I was just at a conference where one of the presenters said “IT should no longer be considered a cost center” He did not mean that IT departments should directly bring in revenue but should be considered more of an investment center in the same way R&D is. This means we need our IT departments to have a more strategic role because decisions by IT professionals will have an impact on profitability of the organizations.
This concept really made me think about how IT has been changing in the last few years. In most of the engagements I have had with companies about improving process and how to best leverage the technology they already have, there has been a strong representation from the IT department. IT could previously be considered a cost center required to support business goals but nowadays they have an important seat at the strategic business table in a growing number of companies.
The old IT department
I think most of us have been around long enough to remember when IT was simply the keeper of all things related to technology. They had the power to divvy out resources however they saw fit. They determined what you had available, when it was available and for how long. Resources were considered a scarcity and therefore valued as much as gold. In some companies this may have caused some inefficiencies because the resources were not always provided in priority of what would produce the highest business value.
The New IT department
I see two main changes in IT departments in the last few years. The first is that the majority of the IT management of software systems, the installation of software, managing/scheduling updates, patches, and the purchase of new workstations/servers, etc. is managed either by a dedicated subset of the IT team or by a 3rd party IT company. The second change is that IT workers are becoming more knowledgeable about the company’s business and therefore can contribute to how the company can use technology to achieve their goals at a high level.
Both of these changes are necessary for how we work in today’s world. Technology is a great thing but it also can make our lives miserable if not implemented properly or possibly by using the absolutely wrong technology. Having IT staff involved more in the business side means they will be able to contribute their expertise on how or even what technology can be used. Also with so much buzz around new technology (Cloud, 3D Printing, IoT, material development, social collaboration, gamification, machine learning, laser scanning, augmented reality, etc.) they will have a good sense if the maturity of the new technology will meet the expectations or meet business requirements.

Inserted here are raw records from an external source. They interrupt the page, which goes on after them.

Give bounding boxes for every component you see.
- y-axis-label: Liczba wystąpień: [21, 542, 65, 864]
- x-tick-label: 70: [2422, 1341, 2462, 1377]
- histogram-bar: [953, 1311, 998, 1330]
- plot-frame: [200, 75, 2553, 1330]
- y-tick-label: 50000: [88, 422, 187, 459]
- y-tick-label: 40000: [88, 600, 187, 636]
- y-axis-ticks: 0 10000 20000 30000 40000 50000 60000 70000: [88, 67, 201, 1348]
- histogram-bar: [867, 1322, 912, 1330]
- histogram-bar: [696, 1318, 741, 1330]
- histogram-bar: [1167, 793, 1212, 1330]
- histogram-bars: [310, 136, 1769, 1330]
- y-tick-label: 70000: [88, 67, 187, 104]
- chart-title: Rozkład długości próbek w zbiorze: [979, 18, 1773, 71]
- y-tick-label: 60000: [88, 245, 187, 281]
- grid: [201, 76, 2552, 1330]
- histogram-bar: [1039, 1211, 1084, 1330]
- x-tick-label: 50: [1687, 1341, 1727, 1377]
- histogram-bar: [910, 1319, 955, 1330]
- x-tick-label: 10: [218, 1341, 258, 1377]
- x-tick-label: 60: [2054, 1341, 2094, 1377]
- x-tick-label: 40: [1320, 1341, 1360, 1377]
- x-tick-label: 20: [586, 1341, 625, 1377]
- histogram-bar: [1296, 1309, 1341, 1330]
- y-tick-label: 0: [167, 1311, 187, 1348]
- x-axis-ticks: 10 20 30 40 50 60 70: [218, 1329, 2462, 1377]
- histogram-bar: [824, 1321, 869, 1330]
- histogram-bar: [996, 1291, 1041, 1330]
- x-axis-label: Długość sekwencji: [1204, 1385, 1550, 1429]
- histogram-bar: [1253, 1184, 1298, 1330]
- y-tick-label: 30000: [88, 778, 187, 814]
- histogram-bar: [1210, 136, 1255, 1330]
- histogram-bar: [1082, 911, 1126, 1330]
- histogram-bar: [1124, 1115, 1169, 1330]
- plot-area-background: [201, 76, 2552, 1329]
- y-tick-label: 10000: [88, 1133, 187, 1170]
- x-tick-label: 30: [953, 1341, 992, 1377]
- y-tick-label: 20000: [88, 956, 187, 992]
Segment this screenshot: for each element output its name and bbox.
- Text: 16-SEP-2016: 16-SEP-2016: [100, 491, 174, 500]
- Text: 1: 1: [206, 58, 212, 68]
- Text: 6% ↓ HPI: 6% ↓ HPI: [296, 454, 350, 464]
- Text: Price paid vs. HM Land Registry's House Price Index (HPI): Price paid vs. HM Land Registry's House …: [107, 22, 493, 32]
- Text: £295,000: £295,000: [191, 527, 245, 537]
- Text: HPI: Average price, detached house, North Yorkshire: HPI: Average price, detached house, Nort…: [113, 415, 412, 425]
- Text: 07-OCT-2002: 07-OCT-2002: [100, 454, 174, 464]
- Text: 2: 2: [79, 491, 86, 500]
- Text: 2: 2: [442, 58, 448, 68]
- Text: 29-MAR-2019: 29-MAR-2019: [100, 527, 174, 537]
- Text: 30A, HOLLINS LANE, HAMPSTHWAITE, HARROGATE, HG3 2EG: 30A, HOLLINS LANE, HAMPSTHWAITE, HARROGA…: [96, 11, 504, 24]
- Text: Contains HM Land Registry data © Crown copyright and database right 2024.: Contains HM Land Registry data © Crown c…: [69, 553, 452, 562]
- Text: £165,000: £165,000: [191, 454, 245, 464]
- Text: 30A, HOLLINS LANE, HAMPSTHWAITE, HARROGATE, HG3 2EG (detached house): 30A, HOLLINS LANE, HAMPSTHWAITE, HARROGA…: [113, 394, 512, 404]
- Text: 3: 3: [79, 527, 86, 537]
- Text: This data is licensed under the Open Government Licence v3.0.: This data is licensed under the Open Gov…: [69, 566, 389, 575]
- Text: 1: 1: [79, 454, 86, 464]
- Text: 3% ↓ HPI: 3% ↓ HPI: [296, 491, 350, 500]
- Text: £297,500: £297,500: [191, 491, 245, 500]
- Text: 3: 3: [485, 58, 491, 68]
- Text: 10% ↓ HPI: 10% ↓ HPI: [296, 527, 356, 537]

Transitioning to new IT department
Transitioning from the old model to the new model is not always a smooth transition from my experience. The skills required in the old model are quite different than in the new model. Amongst other things, the new model will require a better understanding of your company’s business. You will need to understand what and why (not just how) information flows between applications and departments.
These new requirements for IT personnel are shaking some organizations’ IT departments. To be an IT professional in this type of organization no longer requires the same skills. The biggest shift I have seen has been at VP and director levels and is slowing moving to the rest of the organization.
Since all organizations depend on optimizing technology to be competitive, it is no wonder that the need for technology experts at the strategy business table is a key requirement. Technology used to be just an enabler but now it is integral and is at the foundation of what we all do.
The requirements of our IT professionals are changing as our dependency on technology increases and the rate of change of disruptive technology increases exponentially.
Having IT professionals that have a seat and a voice at the strategic business roundtable is becoming the norm. IT professionals will need to evolve their skills from only revolving around technology and more to understanding the intersection of business and technology.
Bull’s eye, Denis !
“to understand what and why (not just how) information flows between applications and departments”
is really the key and, if i might add, to think along those lines distinguishes between the managers with a vision and those who do not.
Moreover, i totally subscribe to
“Technology used to be just an enabler but now it is integral and is at the foundation of what we all do.
The requirements of our IT professionals are changing as our dependency on technology increases and the rate of change of disruptive technology increases exponentially.”,
and have taken to expanding the above into the fact that no one person can control technology in general any longer: then, the one with a vision imagines what needs doing and the several who control the various components of the technology tapestry figure out how to do it.
In the end, for those who capture the essentials, it is a never ending, mutually endowing process of growth.